The Preacher's Lectionary Notebook - Thematic Connections
The Last Sunday after the Epiphany: Transfiguration Sunday (Year A)
Exodus 24:12-18; 2 Peter 1:16-21; Matthew 17:1-9
The Transfiguration doesn’t just drop out of the sky in Matthew 17 like a one-off spiritual fireworks show. It’s the kind of moment that only makes sense if we’ve been paying attention for a long time—back to Sinai, forward to the testimony of the apostles, and inward to the way God keeps showing up in glory and fear and intimacy all at once. When Jesus leads Peter, James, and John up the mountain, he’s stepping into a story Israel already knows by heart. Mountains are where God pulls back the veil, where the ordinary world thins out and the holy presses close. Moses knew that well. In Exodus 24, Moses climbs Sinai, disappears into the cloud, and waits while the glory of the Lord settles like a consuming fire. The people stay behind, watching from a distance, while Moses enters the terrifying beauty of God’s presence. It’s not cozy. It’s awe-filled, risky, and overwhelming—but it’s where revelation happens.

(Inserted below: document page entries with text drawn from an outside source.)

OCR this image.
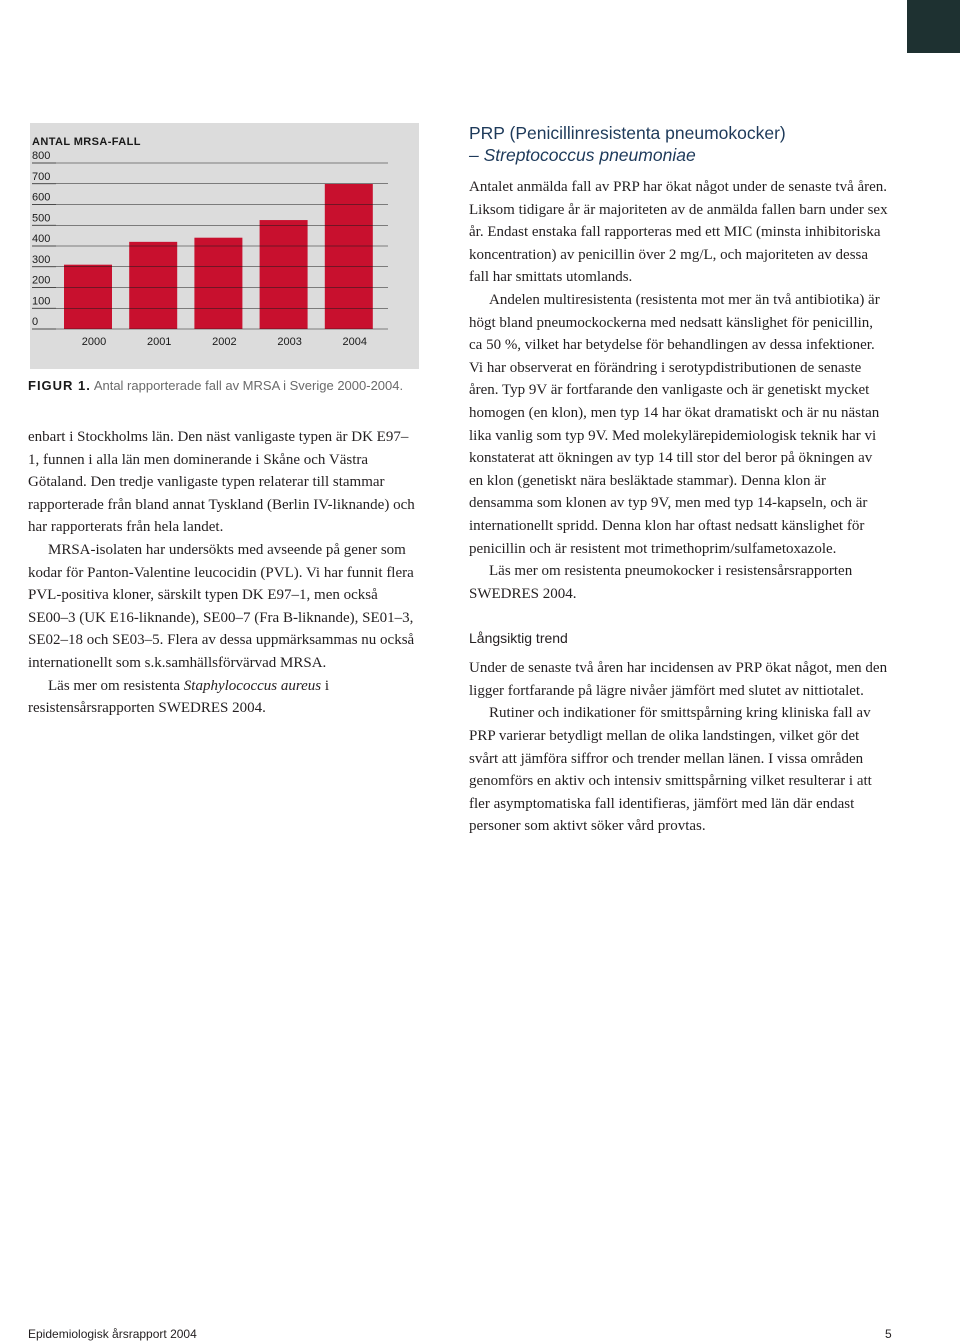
ANTAL MRSA-FALL

0
100
200
300
400
500
600
700
800
2000	2001	2002	2003	2004

FIGUR 1. Antal rapporterade fall av MRSA i Sverige 2000-2004.

enbart i Stockholms län. Den näst vanligaste typen är DK E97–1, funnen i alla län men dominerande i Skåne och Västra Götaland. Den tredje vanligaste typen relaterar till stammar rapporterade från bland annat Tyskland (Berlin IV-liknande) och har rapporterats från hela landet.

MRSA-isolaten har undersökts med avseende på gener som kodar för Panton-Valentine leucocidin (PVL). Vi har funnit flera PVL-positiva kloner, särskilt typen DK E97–1, men också SE00–3 (UK E16-liknande), SE00–7 (Fra B-liknande), SE01–3, SE02–18 och SE03–5. Flera av dessa uppmärksammas nu också internationellt som s.k.samhällsförvärvad MRSA.

Läs mer om resistenta Staphylococcus aureus i resistensårsrapporten SWEDRES 2004.

PRP (Penicillinresistenta pneumokocker)
– Streptococcus pneumoniae

Antalet anmälda fall av PRP har ökat något under de senaste två åren. Liksom tidigare år är majoriteten av de anmälda fallen barn under sex år. Endast enstaka fall rapporteras med ett MIC (minsta inhibitoriska koncentration) av penicillin över 2 mg/L, och majoriteten av dessa fall har smittats utomlands.

Andelen multiresistenta (resistenta mot mer än två antibiotika) är högt bland pneumockockerna med nedsatt känslighet för penicillin, ca 50 %, vilket har betydelse för behandlingen av dessa infektioner. Vi har observerat en förändring i serotypdistributionen de senaste åren. Typ 9V är fortfarande den vanligaste och är genetiskt mycket homogen (en klon), men typ 14 har ökat dramatiskt och är nu nästan lika vanlig som typ 9V. Med molekylärepidemiologisk teknik har vi konstaterat att ökningen av typ 14 till stor del beror på ökningen av en klon (genetiskt nära besläktade stammar). Denna klon är densamma som klonen av typ 9V, men med typ 14-kapseln, och är internationellt spridd. Denna klon har oftast nedsatt känslighet för penicillin och är resistent mot trimethoprim/sulfametoxazole.

Läs mer om resistenta pneumokocker i resistensårsrapporten SWEDRES 2004.

Långsiktig trend

Under de senaste två åren har incidensen av PRP ökat något, men den ligger fortfarande på lägre nivåer jämfört med slutet av nittiotalet.

Rutiner och indikationer för smittspårning kring kliniska fall av PRP varierar betydligt mellan de olika landstingen, vilket gör det svårt att jämföra siffror och trender mellan länen. I vissa områden genomförs en aktiv och intensiv smittspårning vilket resulterar i att fler asymptomatiska fall identifieras, jämfört med län där endast personer som aktivt söker vård provtas.

Epidemiologisk årsrapport 2004	5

Matthew’s mountain echoes that scene almost note for note. Jesus is transfigured, his face shining, his clothes blazing white, and suddenly Moses is there again—this time not climbing the mountain, but standing beside Jesus. Elijah too, another mountain prophet, another witness to God’s fire and voice. The cloud returns, just like Sinai, and with it comes the divine voice. But here’s the shift: instead of Moses going up alone while the people wait below, Jesus brings disciples with him. They see the glory. They fall on their faces in fear, just as Israel once trembled at the mountain’s edge, but Jesus touches them and says, “Do not be afraid.” That’s new. The consuming fire hasn’t gone away, but now it comes wrapped in mercy.
Peter, of course, wants to freeze the moment. He starts talking about tents, as if glory can be managed, preserved, or politely contained. But glory never works that way. Just as Moses eventually had to come back down the mountain, Jesus will too—and the road down leads not to comfort, but to Jerusalem and the cross. The Transfiguration isn’t an escape from suffering; it’s a revelation meant to prepare the disciples for it.
That’s exactly how the author of 2 Peter reflects on it years later. He insists this wasn’t myth or religious hype. He saw it. He heard the voice. He stood on the holy mountain and witnessed the majesty of Jesus with his own eyes. For Peter, the Transfiguration becomes a guarantee that the long story of God is true—that the prophetic word is trustworthy, that glory really does break into history, even if only in flashes. The voice from the cloud didn’t cancel the Scriptures; it confirmed them. Jesus isn’t a detour from Moses and the prophets; he’s their fulfillment.
These passages tell a single story about how God reveals himself. God still uses mountains and clouds and fear and light, but now the center of glory has a human face. The Transfiguration pulls Sinai forward and pushes the disciples toward faith that can survive the dark valley ahead. It reminds us that before we walk with Jesus into suffering, we’re first given a glimpse of who he really is—radiant, beloved, and worth listening to, even when the path leads down the mountain and into the unknown.
FOR FURTHER EXPLORATION
Why does God so often reveal himself on mountains, and what does that setting add to the meaning of the Transfiguration?
What does it change about fear and holiness that Jesus touches the disciples and tells them not to be afraid?
How does the glimpse of glory at the Transfiguration prepare the disciples—and us—for the suffering that comes after coming down the mountain?